No extremo sul do estado do Amazonas, a 700 quilômetros de Manaus, pastagens começam a se multiplicar rapidamente em uma área antes ocupada pela floresta virgem. “Os municípios na fronteira do desmatamento estão sentindo uma pressão enorme”, diz Mariana Napolitano, chefe de ciência da WWF Brasil. Em um ciclo conhecido em toda a Amazônia, a floresta está dando lugar à “extração ilegal de madeira, seguida de corte e queima de pastagens e, eventualmente, a chegada da monocultura”.
Os quatro municípios que mais desmatam na região (Lábrea, Humaitá, Canutama e Tapauá, todos próximos à divisa de Rondônia) registraram juntos cerca de 330 mil alertas de perda de cobertura arbórea até agora este ano, de acordo com dados de satélite da Universidade de Maryland visualizados no Global Forest Watch, totalizando 14% aumento em relação ao mesmo período em 2020. Isso reflete um ataque mais amplo à Amazônia brasileira: o desmatamento subiu 51% em 11 meses, com 838 mil hectares de terra desmatados desde agosto passado, segundo dados do Imazon.

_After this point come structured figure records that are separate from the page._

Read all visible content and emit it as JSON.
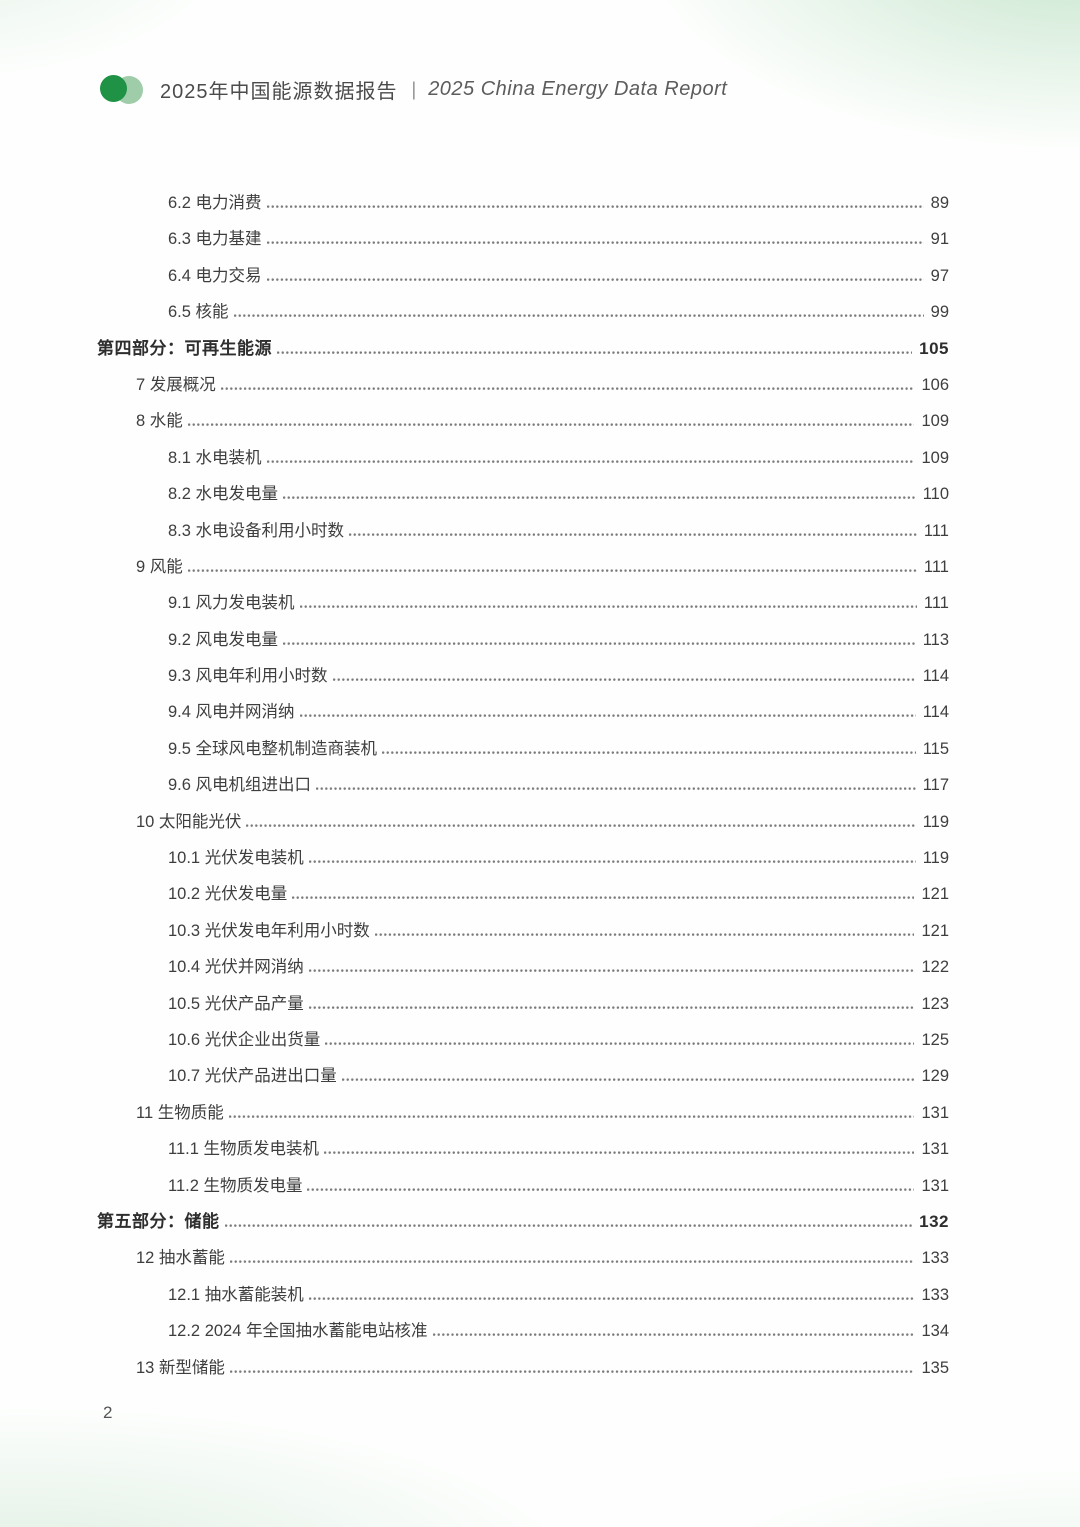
{
  "brand": {
    "dark_green": "#1f9245",
    "light_green": "#8ec49a"
  },
  "header": {
    "title_zh": "2025年中国能源数据报告",
    "divider": "|",
    "title_en": "2025 China Energy Data Report"
  },
  "toc": {
    "entries": [
      {
        "level": "subsection",
        "label": "6.2 电力消费",
        "page": "89"
      },
      {
        "level": "subsection",
        "label": "6.3 电力基建",
        "page": "91"
      },
      {
        "level": "subsection",
        "label": "6.4 电力交易",
        "page": "97"
      },
      {
        "level": "subsection",
        "label": "6.5 核能",
        "page": "99"
      },
      {
        "level": "section",
        "label": "第四部分：可再生能源",
        "page": "105"
      },
      {
        "level": "chapter",
        "label": "7 发展概况",
        "page": "106"
      },
      {
        "level": "chapter",
        "label": "8 水能",
        "page": "109"
      },
      {
        "level": "subsection",
        "label": "8.1 水电装机",
        "page": "109"
      },
      {
        "level": "subsection",
        "label": "8.2 水电发电量",
        "page": "110"
      },
      {
        "level": "subsection",
        "label": "8.3 水电设备利用小时数",
        "page": "111"
      },
      {
        "level": "chapter",
        "label": "9 风能",
        "page": "111"
      },
      {
        "level": "subsection",
        "label": "9.1 风力发电装机",
        "page": "111"
      },
      {
        "level": "subsection",
        "label": "9.2 风电发电量",
        "page": "113"
      },
      {
        "level": "subsection",
        "label": "9.3 风电年利用小时数",
        "page": "114"
      },
      {
        "level": "subsection",
        "label": "9.4 风电并网消纳",
        "page": "114"
      },
      {
        "level": "subsection",
        "label": "9.5 全球风电整机制造商装机",
        "page": "115"
      },
      {
        "level": "subsection",
        "label": "9.6 风电机组进出口",
        "page": "117"
      },
      {
        "level": "chapter",
        "label": "10 太阳能光伏",
        "page": "119"
      },
      {
        "level": "subsection",
        "label": "10.1 光伏发电装机",
        "page": "119"
      },
      {
        "level": "subsection",
        "label": "10.2 光伏发电量",
        "page": "121"
      },
      {
        "level": "subsection",
        "label": "10.3 光伏发电年利用小时数",
        "page": "121"
      },
      {
        "level": "subsection",
        "label": "10.4 光伏并网消纳",
        "page": "122"
      },
      {
        "level": "subsection",
        "label": "10.5 光伏产品产量",
        "page": "123"
      },
      {
        "level": "subsection",
        "label": "10.6 光伏企业出货量",
        "page": "125"
      },
      {
        "level": "subsection",
        "label": "10.7 光伏产品进出口量",
        "page": "129"
      },
      {
        "level": "chapter",
        "label": "11 生物质能",
        "page": "131"
      },
      {
        "level": "subsection",
        "label": "11.1 生物质发电装机",
        "page": "131"
      },
      {
        "level": "subsection",
        "label": "11.2 生物质发电量",
        "page": "131"
      },
      {
        "level": "section",
        "label": "第五部分：储能",
        "page": "132"
      },
      {
        "level": "chapter",
        "label": "12 抽水蓄能",
        "page": "133"
      },
      {
        "level": "subsection",
        "label": "12.1 抽水蓄能装机",
        "page": "133"
      },
      {
        "level": "subsection",
        "label": "12.2 2024 年全国抽水蓄能电站核准",
        "page": "134"
      },
      {
        "level": "chapter",
        "label": "13 新型储能",
        "page": "135"
      }
    ]
  },
  "footer": {
    "page_number": "2"
  }
}
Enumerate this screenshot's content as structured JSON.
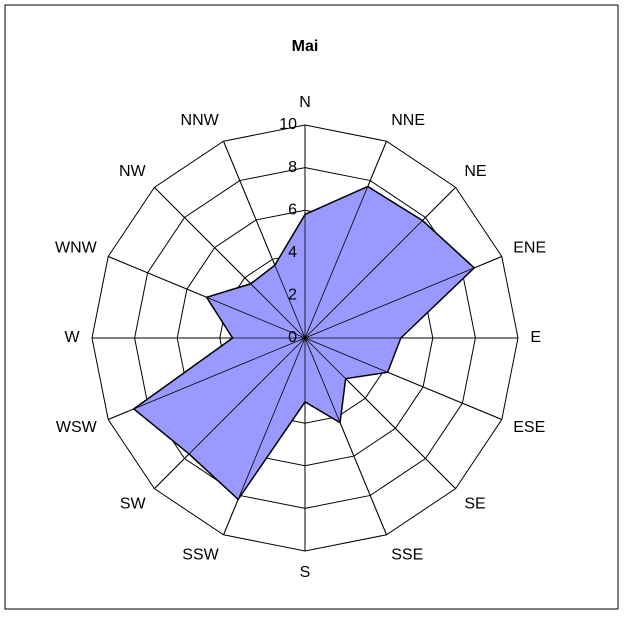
{
  "chart_data": {
    "type": "radar",
    "title": "Mai",
    "categories": [
      "N",
      "NNE",
      "NE",
      "ENE",
      "E",
      "ESE",
      "SE",
      "SSE",
      "S",
      "SSW",
      "SW",
      "WSW",
      "W",
      "WNW",
      "NW",
      "NNW"
    ],
    "values": [
      5.8,
      7.7,
      7.8,
      8.6,
      4.5,
      4.2,
      2.7,
      4.3,
      3.0,
      8.2,
      7.7,
      8.7,
      3.4,
      5.0,
      3.6,
      3.7
    ],
    "color": "#9999ff",
    "ylim": [
      0,
      10
    ],
    "yticks": [
      0,
      2,
      4,
      6,
      8,
      10
    ]
  }
}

Ativistas atribuem a destruição da floresta à principal rodovia da região, a BR-319. A estrada percorre cerca de 885 km de Porto Velho, capital de Rondônia, a Manaus, a maior cidade da Amazônia. A rodovia foi construída na década de 1970 durante a ditadura militar no Brasil, mas, uma década depois, o mau estado de preservação prevaleceu. Partes dela, como o trecho no sul do Amazonas, nunca foram pavimentadas.
Agora, forasteiros que invadem a área apostam nas promessas do presidente Jair Bolsonaro de finalmente pavimentar parte da BR-319, trazendo prosperidade e desenvolvimento a esse recanto do estado. A esperança, dizem as fontes locais, é que o asfalto facilite o transporte de madeira — e, eventualmente, soja — dessa região remota e ainda com floresta densa.
Mas ambientalistas soaram o alarme, informando que o aumento das invasões está ameaçando as dezenas de áreas protegidas espalhadas ao redor da rodovia, bem como as comunidades tradicionais e indígenas que dependem da floresta para sua sobrevivência.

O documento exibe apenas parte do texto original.